Id. at 288-89. Plaintiff cannot wriggle out of this presumption by suggesting that the words "will not exceed" do not provide certainty to their claim for damages. There would be no point to a request for specific damages under section 3017(c) if Plaintiff's response were permitted to avoid removal by legal circumlocution. In Horton v. Liberty Mutual Ins. Co., 367 U.S. 348, 353 (1961), the Supreme Court applied the "legal certainty" test in a case where plaintiff claimed damages of $14,035, despite an earlier administrative finding of $1,050 in total damages. The plaintiff's claim was held sufficient to give the federal court jurisdiction as the claim exceeded the then-jurisdictional threshold of $10,000 and was made in good faith. Id. Whether or not the ultimate damages award in this case exceeds $75,000, Plaintiff's claim of "up to $3.5 million" renders that figure the amount in controversy for the jurisdictional test so long as the figure was provided in good faith. St. Paul, 303 U.S. at 289.
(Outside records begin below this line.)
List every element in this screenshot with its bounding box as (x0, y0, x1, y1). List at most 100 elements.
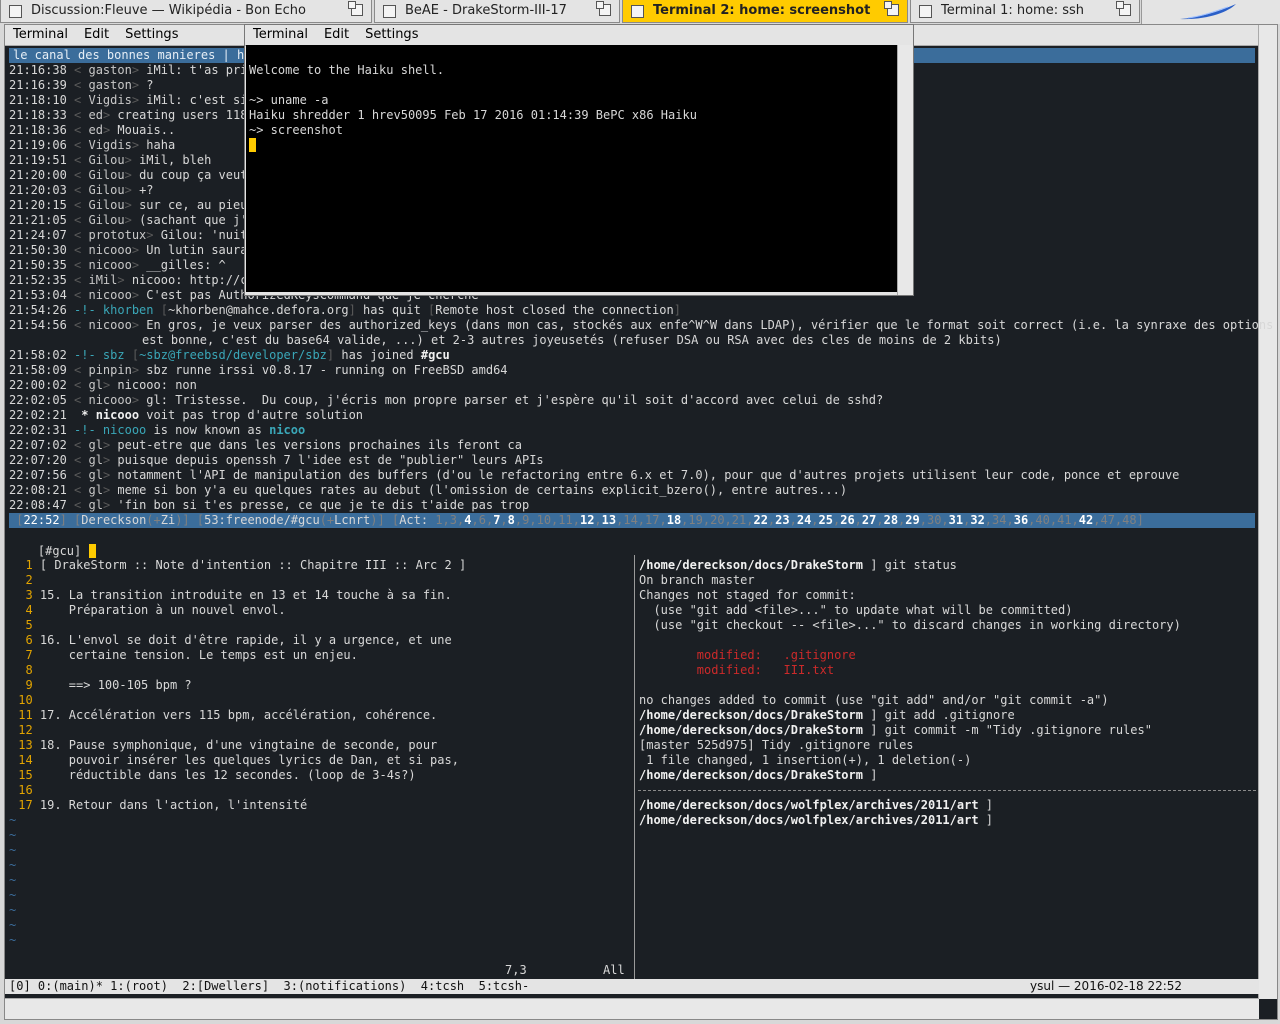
action-marker: * (66, 408, 96, 422)
action-text: voit pas trop d'autre solution (139, 408, 364, 422)
shell-prompt-path: /home/dereckson/docs/DrakeStorm (639, 723, 863, 737)
close-box-icon[interactable] (919, 5, 932, 18)
pane-divider-horizontal[interactable] (638, 790, 1256, 791)
nick-bracket: > (102, 438, 118, 452)
activity-window: 27 (861, 513, 877, 527)
vim-line-text (33, 723, 40, 737)
shell-text: ] (978, 798, 994, 812)
shell-text: Changes not staged for commit: (639, 588, 856, 602)
shell-prompt-path: /home/dereckson/docs/wolfplex/archives/2… (639, 813, 979, 827)
zoom-box-icon[interactable] (884, 1, 899, 16)
deskbar[interactable] (1141, 0, 1280, 24)
menu-terminal[interactable]: Terminal (5, 25, 76, 42)
nick-bracket: < (66, 123, 89, 137)
nick-bracket: < (66, 258, 89, 272)
message-nick: ed (88, 123, 103, 137)
vim-line: 9 ==> 100-105 bpm ? (11, 678, 191, 693)
menu-settings[interactable]: Settings (117, 25, 186, 42)
irc-action-message: 22:02:21 * nicooo voit pas trop d'autre … (9, 408, 363, 423)
vim-empty-line: ~ (9, 813, 16, 828)
vim-line-text: 19. Retour dans l'action, l'intensité (32, 798, 308, 812)
separator: , (471, 513, 479, 527)
irc-input-line[interactable]: [#gcu] (9, 529, 96, 558)
vim-line: 4 Préparation à un nouvel envol. (11, 603, 285, 618)
close-box-icon[interactable] (631, 5, 644, 18)
event-host: ~khorben@mahce.defora.org (167, 303, 349, 317)
window-tab-terminal-1[interactable]: Terminal 1: home: ssh (910, 0, 1140, 23)
shell-output-line: /home/dereckson/docs/DrakeStorm ] git ad… (639, 708, 1015, 723)
nick-bracket: < (66, 498, 89, 512)
separator: , (572, 513, 580, 527)
activity-window: 26 (840, 513, 855, 527)
activity-window: 41 (1057, 513, 1072, 527)
message-text: iMil, bleh (139, 153, 212, 167)
menu-settings[interactable]: Settings (357, 25, 426, 42)
irc-status-bar: [22:52] [Dereckson(+Zi)] [53:freenode/#g… (9, 513, 1255, 528)
bracket: [ (9, 513, 24, 527)
irc-nick-change: 22:02:31 -!- nicooo is now known as nico… (9, 423, 305, 438)
message-nick: nicooo (88, 393, 132, 407)
horizontal-scrollbar[interactable] (5, 998, 1259, 1019)
irc-message: 21:18:33 < ed> creating users 118 (9, 108, 247, 123)
haiku-terminal-screen[interactable]: Welcome to the Haiku shell. ~> uname -a … (246, 45, 897, 292)
zoom-box-icon[interactable] (1116, 1, 1131, 16)
shell-text: modified: .gitignore (639, 648, 856, 662)
haiku-scrollbar[interactable] (897, 45, 913, 295)
window-tab-terminal-2[interactable]: Terminal 2: home: screenshot (622, 0, 908, 23)
message-text: 'fin bon si t'es presse, ce que je te di… (117, 498, 530, 512)
bracket: )] [ (370, 513, 400, 527)
haiku-terminal-window[interactable]: Terminal Edit Settings Welcome to the Haik… (244, 24, 914, 296)
message-time: 21:21:05 (9, 213, 67, 227)
pane-divider[interactable] (634, 555, 635, 979)
irc-message: 21:19:51 < Gilou> iMil, bleh (9, 153, 211, 168)
window-tab-beae[interactable]: BeAE - DrakeStorm-III-17 (374, 0, 620, 23)
nick-bracket: > (131, 318, 147, 332)
shell-text: ] (978, 813, 994, 827)
nick-bracket: > (102, 483, 118, 497)
nick-bracket: < (66, 273, 89, 287)
window-tab-browser[interactable]: Discussion:Fleuve — Wikipédia - Bon Echo (0, 0, 372, 23)
menu-edit[interactable]: Edit (76, 25, 117, 42)
zoom-box-icon[interactable] (596, 1, 611, 16)
separator: , (984, 513, 993, 527)
bracket: )] [ (175, 513, 205, 527)
message-nick: gaston (88, 78, 132, 92)
message-nick: gl (88, 378, 103, 392)
vim-line-number: 14 (11, 753, 33, 767)
tmux-window-list[interactable]: [0] 0:(main)* 1:(root) 2:[Dwellers] 3:(n… (9, 979, 529, 994)
nick-bracket: < (66, 243, 89, 257)
vim-line-number: 15 (11, 768, 33, 782)
old-nick: nicooo (102, 423, 147, 437)
shell-output-line: /home/dereckson/docs/DrakeStorm ] (639, 768, 877, 783)
vim-empty-line: ~ (9, 933, 16, 948)
haiku-leaf-icon[interactable] (1178, 2, 1240, 22)
message-time: 21:52:35 (9, 273, 67, 287)
irc-join-message: 21:58:02 -!- sbz [~sbz@freebsd/developer… (9, 348, 450, 363)
message-time: 22:00:02 (9, 378, 67, 392)
close-box-icon[interactable] (383, 5, 396, 18)
separator: , (529, 513, 537, 527)
activity-window: 22 (753, 513, 768, 527)
nick-bracket: < (66, 168, 89, 182)
vim-line-text: 16. L'envol se doit d'être rapide, il y … (32, 633, 452, 647)
nick-bracket: > (146, 228, 161, 242)
zoom-box-icon[interactable] (348, 1, 363, 16)
menu-edit[interactable]: Edit (316, 25, 357, 42)
shell-text: ] git status (862, 558, 957, 572)
nick-bracket: > (131, 393, 147, 407)
separator: , (854, 513, 862, 527)
irc-message: 22:08:21 < gl> meme si bon y'a eu quelqu… (9, 483, 847, 498)
activity-window: 23 (775, 513, 790, 527)
nick-bracket: < (66, 213, 89, 227)
activity-window: 20 (710, 513, 725, 527)
message-nick: Vigdis (88, 93, 132, 107)
event-marker: -!- (66, 348, 103, 362)
shell-text: no changes added to commit (use "git add… (639, 693, 1109, 707)
vertical-scrollbar[interactable] (1258, 25, 1277, 999)
close-box-icon[interactable] (9, 5, 22, 18)
shell-prompt-path: /home/dereckson/docs/DrakeStorm (639, 768, 863, 782)
menu-terminal[interactable]: Terminal (245, 25, 316, 42)
irc-message: 21:58:09 < pinpin> sbz runne irssi v0.8.… (9, 363, 508, 378)
vim-line: 5 (11, 618, 40, 633)
bracket: ] (326, 348, 342, 362)
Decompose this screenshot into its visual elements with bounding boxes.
Thus, the Section 3017(c) Response was the first "paper" by which the defendant could ascertain that the case was removable and triggered the thirty-day removal period.

28 U.S.C. § 1446(b).

B. The Action is Removable

A removing party must establish that the federal courts have jurisdiction "to a reasonable probability." Mehlenbacher v. Akzo Nobel Salt, Inc., 216 F.3d 291, 296 (2d Cir. 2000). Courts are to evaluate jurisdictional facts "on the basis of the pleadings, viewed at the time when the defendant files the notice of removal." Blockbuster, Inc. v. Galeno, 472 F.3d 53, 57 (2d Cir. 2006). The question then becomes whether Defendant has demonstrated "to a reasonable probability" that the amount in controversy exceeds $75,000. Mehlenbacher, 216 F.3d at 296. As indicated above, important to the St. Paul "legal certainty" analysis of damages claims is the intent of the plaintiff. See 303 U.S. at 288-89. In applying the "legal certainty" test, the Second Circuit inquires whether a claim "was so patently deficient as to reflect to a legal certainty that he could not recover the amount alleged, or that the damages were feigned to satisfy jurisdictional minimums." Wolde-Meskel v. Vocational Instruction Project Cmty. Servs., Inc., 166 F.3d 59, 63 (2d Cir. 1999).